2-chlorobutane + Cl2 C4H8Cl2(isomers) Total number of optically active isomers shown by C4H8Cl2, obt — JEE Mains Chemistry Past Papers Chemistry Question

💡 Solution & Explanation

**Step 1: Identify the reaction** 2-chlorobutane undergoes free radical chlorination with Cl₂. The hydrogen atoms are replaced by chlorine atoms, producing C₄H₈Cl₂ isomers. **Step 2: Determine possible C₄H₈Cl₂ isomers** Starting with 2-chlorobutane (CH₃CHClCH₂CH₃), chlorination can occur at different positions: - Position 1: 1,2-dichlorobutane - Position 2: 2,2-dichlorobutane (no new chiral center) - Position 3: 2,3-dichlorobutane - Position 4: 2,4-dichlorobutane **Step 3: Identify chiral centers** - **1,2-dichlorobutane**: Has one chiral center (at C2).
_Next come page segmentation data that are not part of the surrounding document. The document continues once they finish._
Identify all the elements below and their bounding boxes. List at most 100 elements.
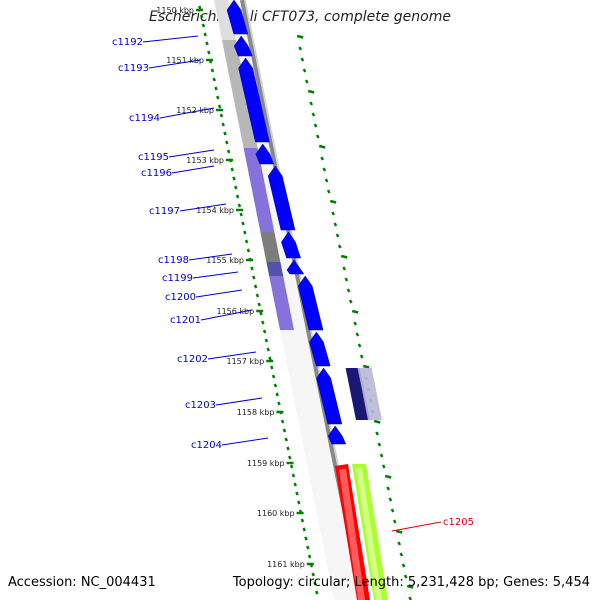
tick-mark [234, 185, 238, 190]
gene-label-c1194[interactable]: c1194 [129, 113, 160, 124]
tick-mark [199, 14, 204, 19]
feature-shade [260, 232, 281, 262]
gene-label-leader [195, 289, 243, 298]
gene-label-leader [148, 59, 201, 69]
tick-mark [216, 95, 220, 100]
gene-label-c1197[interactable]: c1197 [149, 206, 180, 217]
tick-mark [390, 508, 395, 513]
gene-label-c1198[interactable]: c1198 [158, 255, 189, 266]
tick-mark [304, 536, 308, 541]
tick-mark [331, 211, 336, 216]
gene-label-c1193[interactable]: c1193 [118, 63, 149, 74]
tick-mark [261, 320, 265, 325]
tick-mark [275, 392, 279, 397]
feature-shade [222, 40, 258, 148]
tick-mark [362, 364, 370, 369]
kbp-tick-label: 1160 kbp [257, 509, 295, 518]
tick-mark [273, 383, 278, 388]
gene-label-c1200[interactable]: c1200 [165, 292, 196, 303]
feature-shade [266, 262, 284, 276]
tick-mark [270, 365, 274, 370]
tick-mark [232, 176, 236, 181]
gene-label-c1199[interactable]: c1199 [162, 273, 193, 284]
gene-label-leader [188, 253, 233, 261]
tick-mark [259, 311, 263, 316]
tick-mark [346, 288, 351, 293]
tick-mark [282, 428, 287, 433]
forward-gene-arrow[interactable] [267, 165, 296, 231]
tick-mark [286, 446, 290, 451]
forward-gene-arrow[interactable] [286, 259, 305, 275]
tick-mark [226, 149, 231, 154]
tick-mark [357, 343, 362, 348]
tick-mark [401, 563, 406, 568]
tick-mark [221, 122, 225, 127]
tick-mark [333, 222, 338, 227]
kbp-tick-label: 1151 kbp [166, 56, 204, 65]
gene-label-leader [142, 35, 199, 43]
forward-gene-arrow[interactable] [226, 0, 249, 35]
tick-mark [315, 134, 320, 139]
tick-mark [230, 167, 234, 172]
gene-label-c1204[interactable]: c1204 [191, 440, 222, 451]
tick-mark [302, 68, 307, 73]
tick-mark [342, 266, 347, 271]
gene-label-c1205[interactable]: c1205 [443, 517, 474, 528]
tick-mark [284, 437, 288, 442]
tick-mark [322, 167, 327, 172]
tick-mark [246, 248, 251, 253]
reverse-gene-highlight [339, 468, 365, 600]
forward-gene-arrow[interactable] [255, 143, 275, 165]
forward-gene-arrow[interactable] [309, 331, 331, 367]
gene-label-leader [171, 165, 215, 174]
tick-mark [271, 374, 276, 379]
forward-gene-arrow[interactable] [238, 57, 270, 143]
forward-gene-arrow[interactable] [316, 367, 343, 425]
gene-label-c1201[interactable]: c1201 [170, 315, 201, 326]
gene-label-c1195[interactable]: c1195 [138, 152, 169, 163]
tick-mark [392, 519, 397, 524]
forward-gene-arrow[interactable] [297, 275, 324, 331]
tick-mark [268, 356, 272, 361]
tick-mark [289, 464, 294, 469]
forward-gene-arrow[interactable] [281, 231, 301, 259]
feature-shade [214, 0, 236, 40]
tick-mark [309, 101, 314, 106]
kbp-tick-label: 1161 kbp [267, 560, 305, 569]
feature-shade [269, 276, 294, 330]
kbp-tick-label: 1158 kbp [237, 408, 275, 417]
tick-mark [307, 554, 312, 559]
tick-mark [379, 453, 384, 458]
gene-label-c1192[interactable]: c1192 [112, 37, 143, 48]
tick-mark [373, 419, 381, 424]
gene-label-c1202[interactable]: c1202 [177, 354, 208, 365]
tick-mark [262, 329, 267, 334]
kbp-tick-label: 1156 kbp [216, 307, 254, 316]
gene-label-leader [391, 521, 442, 532]
forward-gene-arrow[interactable] [233, 35, 253, 57]
kbp-tick-label: 1152 kbp [176, 106, 214, 115]
tick-mark [288, 455, 292, 460]
tick-mark [377, 442, 382, 447]
gene-label-leader [200, 309, 253, 321]
gene-label-c1196[interactable]: c1196 [141, 168, 172, 179]
tick-mark [198, 5, 202, 10]
tick-mark [300, 518, 305, 523]
tick-mark [403, 574, 408, 579]
tick-mark [257, 302, 261, 307]
tick-mark [384, 474, 392, 479]
forward-gene-arrow[interactable] [327, 425, 347, 445]
genome-summary: Topology: circular; Length: 5,231,428 bp… [232, 575, 590, 590]
tick-mark [250, 266, 254, 271]
tick-mark [340, 254, 348, 259]
tick-mark [239, 212, 243, 217]
tick-mark [203, 32, 207, 37]
gene-label-c1203[interactable]: c1203 [185, 400, 216, 411]
tick-mark [315, 590, 319, 595]
tick-mark [253, 284, 258, 289]
tick-mark [295, 491, 299, 496]
tick-mark [212, 77, 216, 82]
gene-label-leader [168, 149, 215, 158]
tick-mark [311, 572, 315, 577]
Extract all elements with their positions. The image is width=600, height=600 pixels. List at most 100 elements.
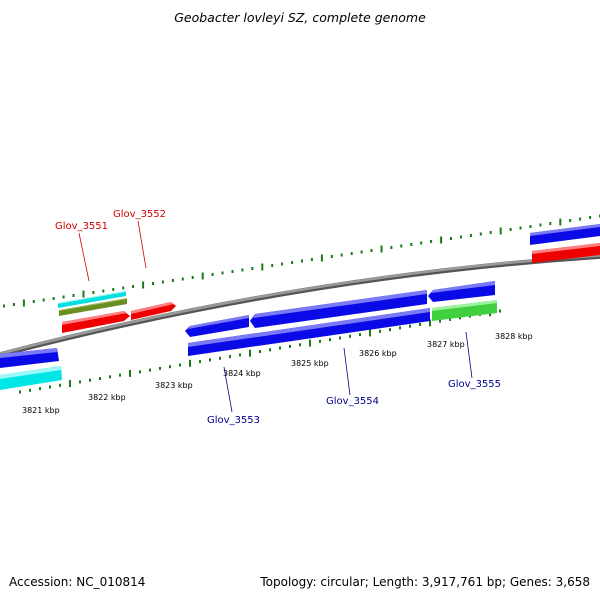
minor-tick bbox=[499, 309, 501, 313]
minor-tick bbox=[430, 240, 433, 243]
major-tick bbox=[440, 236, 443, 244]
minor-tick bbox=[389, 328, 391, 332]
minor-tick bbox=[221, 271, 224, 275]
minor-tick bbox=[231, 270, 234, 273]
minor-tick bbox=[439, 319, 441, 323]
minor-tick bbox=[89, 378, 91, 382]
outer-tick-track bbox=[3, 214, 600, 308]
minor-tick bbox=[589, 216, 592, 219]
minor-tick bbox=[42, 298, 45, 302]
minor-tick bbox=[149, 368, 151, 372]
gene-feature-blue-left bbox=[0, 348, 59, 368]
minor-tick bbox=[289, 344, 291, 348]
minor-tick bbox=[132, 285, 135, 288]
minor-tick bbox=[350, 252, 353, 255]
minor-tick bbox=[112, 288, 115, 291]
gene-glov-3552 bbox=[131, 302, 176, 320]
minor-tick bbox=[329, 338, 331, 342]
scale-labels: 3821 kbp 3822 kbp 3823 kbp 3824 kbp 3825… bbox=[22, 332, 533, 415]
minor-tick bbox=[549, 222, 552, 225]
minor-tick bbox=[449, 317, 451, 321]
gene-glov-3551 bbox=[62, 311, 130, 333]
minor-tick bbox=[301, 259, 303, 263]
page-title: Geobacter lovleyi SZ, complete genome bbox=[174, 10, 426, 25]
minor-tick bbox=[52, 297, 55, 300]
major-tick bbox=[309, 339, 311, 347]
minor-tick bbox=[3, 304, 5, 308]
minor-tick bbox=[410, 243, 413, 246]
minor-tick bbox=[529, 225, 532, 228]
major-tick bbox=[189, 359, 191, 367]
minor-tick bbox=[349, 334, 351, 338]
minor-tick bbox=[269, 348, 271, 352]
major-tick bbox=[320, 254, 323, 262]
minor-tick bbox=[109, 375, 111, 379]
tick-label: 3822 kbp bbox=[88, 393, 126, 402]
gene-feature-blue-right bbox=[530, 224, 600, 245]
minor-tick bbox=[169, 365, 171, 369]
leader-line-glov-3555 bbox=[465, 331, 473, 379]
genome-backbone-highlight bbox=[0, 254, 600, 355]
major-tick bbox=[369, 329, 371, 337]
minor-tick bbox=[139, 370, 141, 374]
minor-tick bbox=[241, 268, 244, 272]
gene-feature-cyan bbox=[58, 291, 126, 308]
major-tick bbox=[129, 369, 131, 377]
minor-tick bbox=[519, 226, 522, 230]
gene-feature-blue-upper-right bbox=[428, 281, 495, 302]
minor-tick bbox=[359, 333, 361, 337]
genome-summary: Topology: circular; Length: 3,917,761 bp… bbox=[260, 575, 590, 589]
minor-tick bbox=[39, 387, 41, 391]
gene-label-glov-3552: Glov_3552 bbox=[113, 209, 166, 220]
minor-tick bbox=[469, 234, 472, 237]
minor-tick bbox=[229, 355, 231, 359]
minor-tick bbox=[390, 246, 393, 249]
minor-tick bbox=[399, 326, 401, 330]
major-tick bbox=[249, 349, 251, 357]
major-tick bbox=[559, 218, 562, 226]
major-tick bbox=[201, 272, 204, 280]
minor-tick bbox=[199, 360, 201, 364]
minor-tick bbox=[239, 353, 241, 357]
minor-tick bbox=[489, 231, 492, 234]
tick-label: 3827 kbp bbox=[427, 340, 465, 349]
minor-tick bbox=[119, 373, 121, 377]
gene-label-glov-3553: Glov_3553 bbox=[207, 415, 260, 426]
minor-tick bbox=[579, 217, 582, 221]
minor-tick bbox=[419, 323, 421, 326]
minor-tick bbox=[299, 343, 301, 347]
major-tick bbox=[142, 281, 145, 289]
minor-tick bbox=[122, 286, 125, 290]
leader-line-glov-3554 bbox=[343, 347, 351, 396]
minor-tick bbox=[291, 261, 294, 264]
minor-tick bbox=[32, 300, 35, 303]
gene-label-glov-3551: Glov_3551 bbox=[55, 221, 108, 232]
minor-tick bbox=[450, 237, 452, 240]
minor-tick bbox=[340, 253, 343, 257]
minor-tick bbox=[319, 339, 321, 343]
minor-tick bbox=[211, 273, 214, 276]
minor-tick bbox=[409, 324, 411, 328]
minor-tick bbox=[459, 316, 461, 320]
minor-tick bbox=[219, 356, 221, 360]
minor-tick bbox=[49, 385, 51, 389]
minor-tick bbox=[379, 329, 381, 333]
major-tick bbox=[82, 290, 85, 298]
minor-tick bbox=[569, 219, 572, 222]
minor-tick bbox=[79, 380, 81, 384]
tick-label: 3826 kbp bbox=[359, 349, 397, 358]
minor-tick bbox=[59, 383, 61, 387]
major-tick bbox=[261, 263, 264, 271]
minor-tick bbox=[92, 291, 95, 294]
tick-label: 3828 kbp bbox=[495, 332, 533, 341]
tick-label: 3824 kbp bbox=[223, 369, 261, 378]
minor-tick bbox=[152, 282, 154, 285]
minor-tick bbox=[339, 336, 341, 340]
gene-feature-olive bbox=[59, 298, 127, 316]
minor-tick bbox=[102, 289, 105, 293]
minor-tick bbox=[159, 366, 161, 370]
minor-tick bbox=[12, 303, 15, 306]
gene-label-glov-3555: Glov_3555 bbox=[448, 379, 501, 390]
minor-tick bbox=[209, 358, 211, 362]
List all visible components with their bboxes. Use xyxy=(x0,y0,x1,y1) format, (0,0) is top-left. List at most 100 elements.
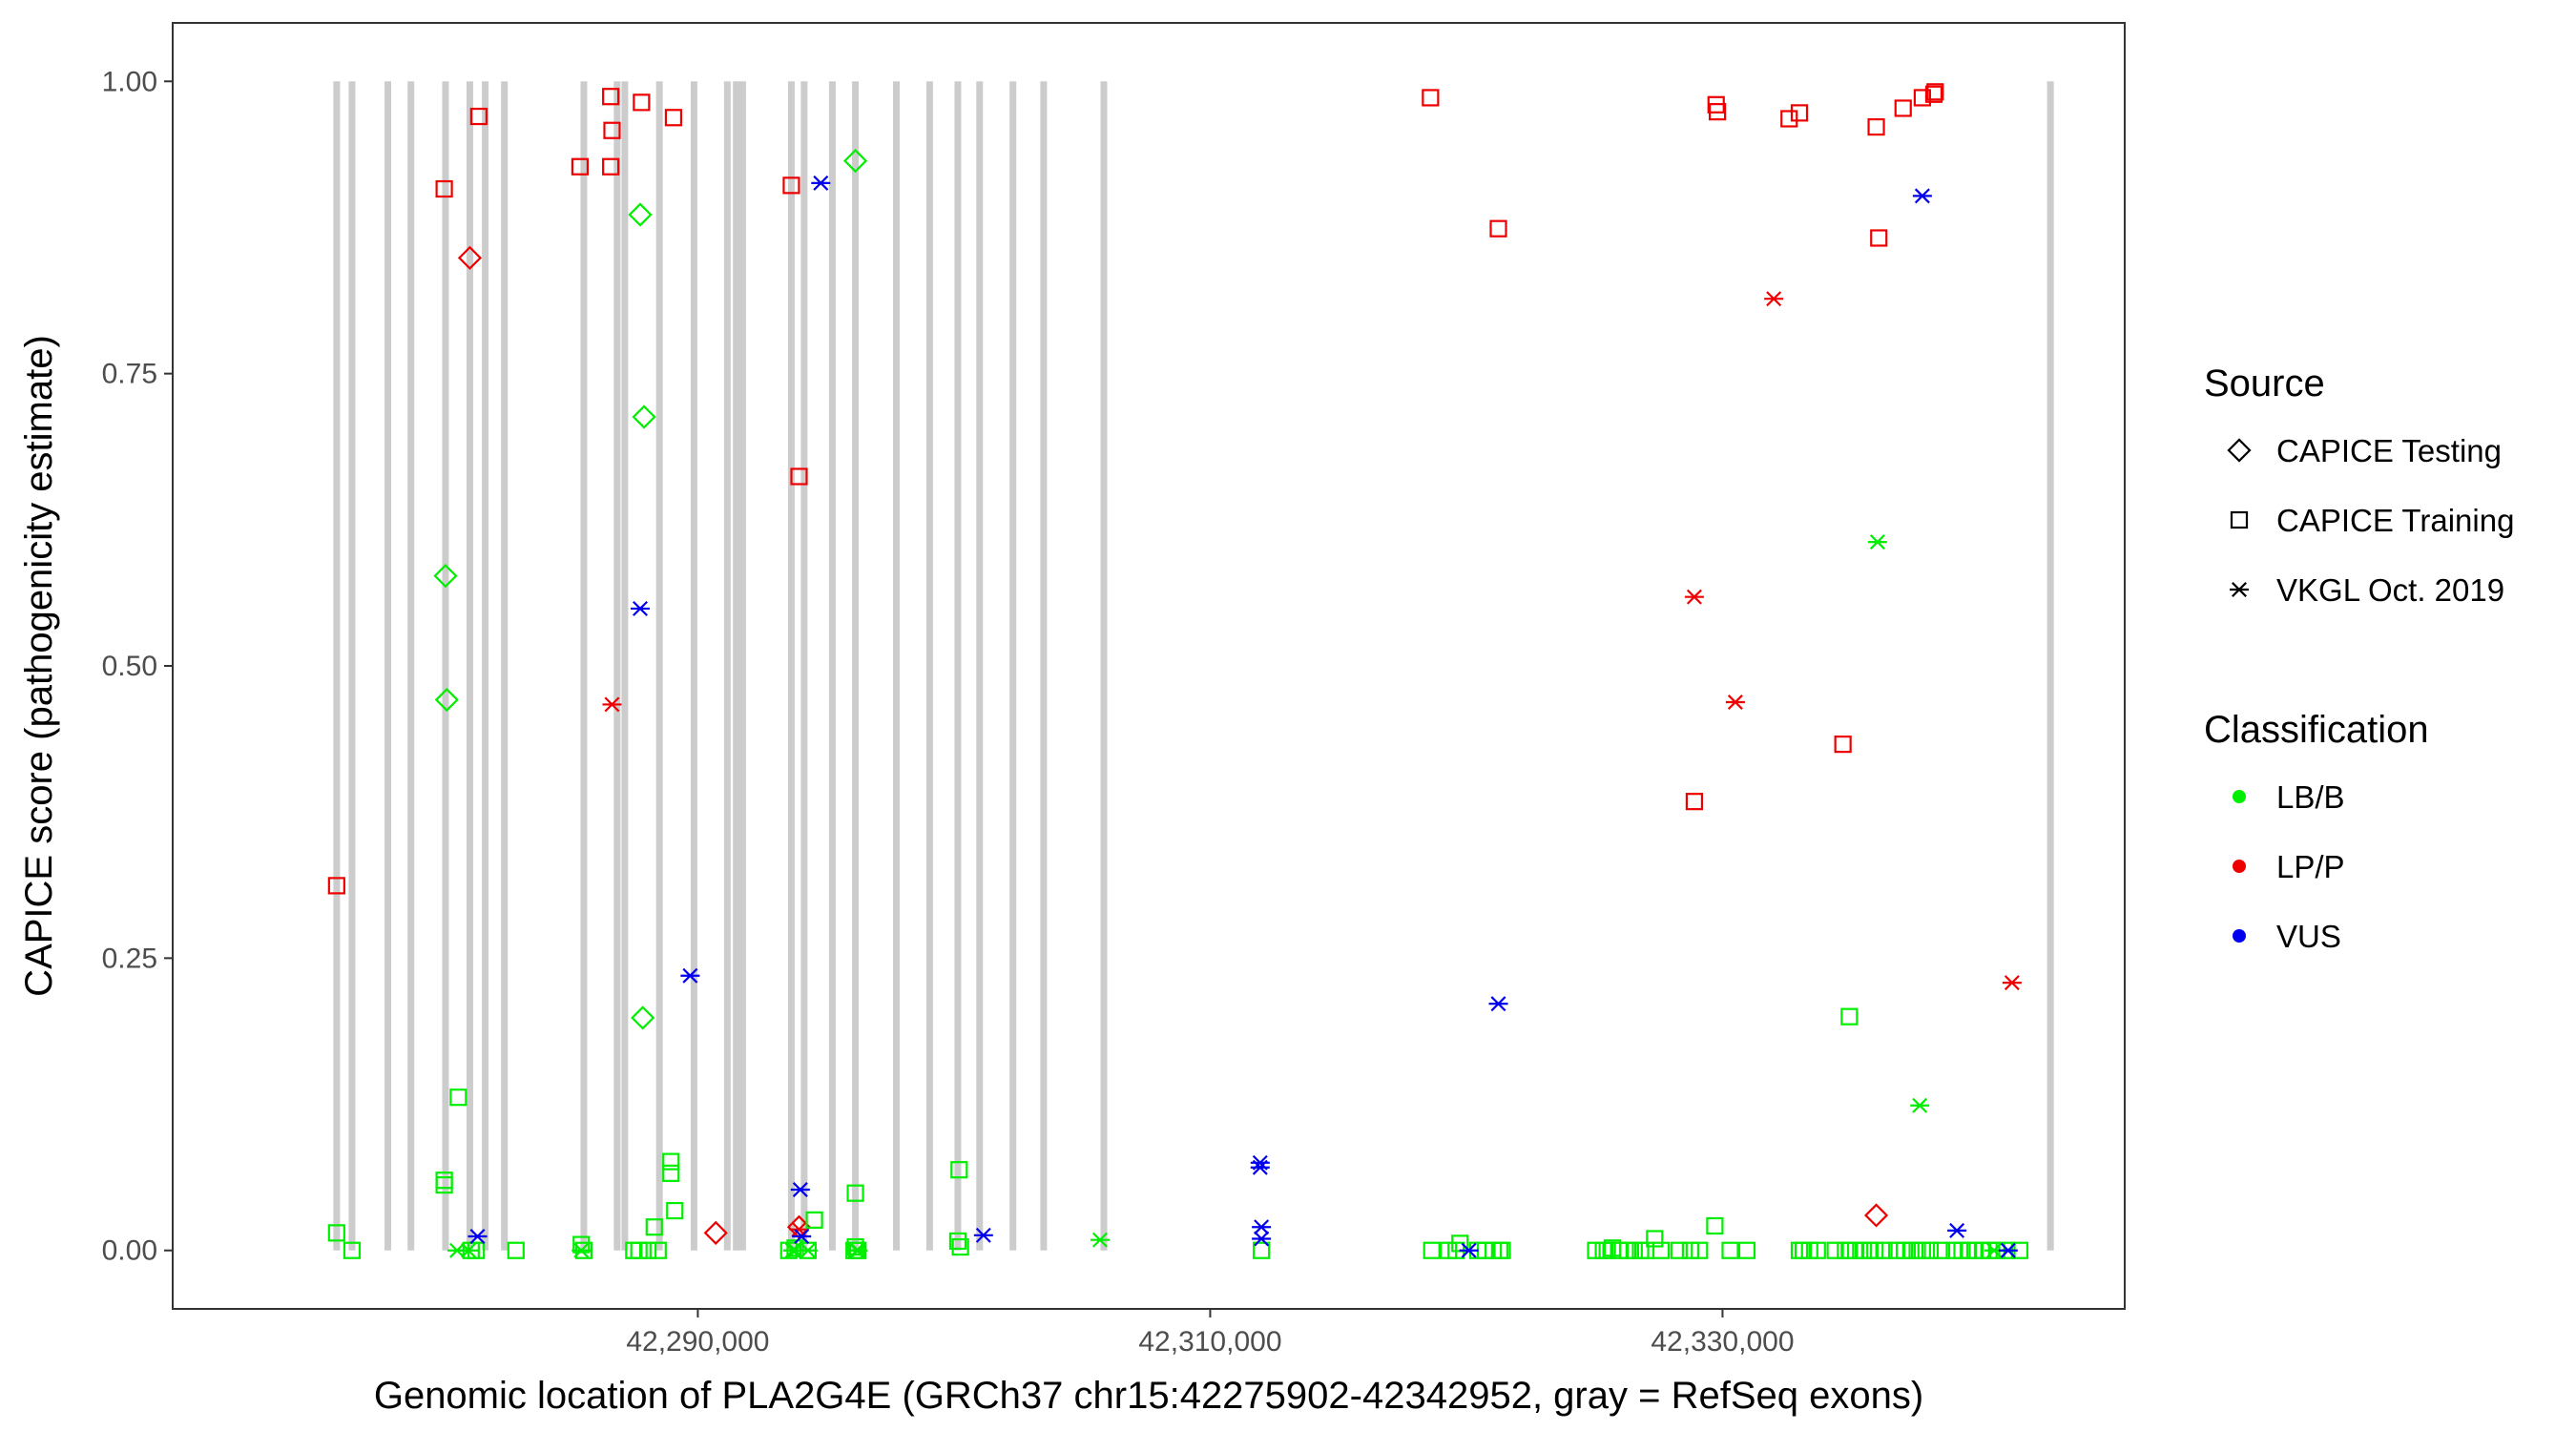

Gives 2 enantiomers (optically active). - **2,2-dichlorobutane**: No chiral center. Not optically active. - **2,3-dichlorobutane**: Has two chiral centers (at C2 and C3). Gives 2² = 4 stereoisomers: 2 enantiomers + 1 meso compound. Only 2 are optically active (the enantiomeric pair). - **2,4-dichlorobutane**: Has one chiral center (at C2). Gives 2 enantiomers (optically active). **Step 4: Count total optically active isomers** - 1,2-dichlorobutane: 2 enantiomers - 2,3-dichlorobutane: 2 enantiomers (meso form is not optically active) - 2,4-dichlorobutane: 2 enantiomers Total = 2 + 2 + 2 = **6 optically active isomers** Therefore, the answer is **6**.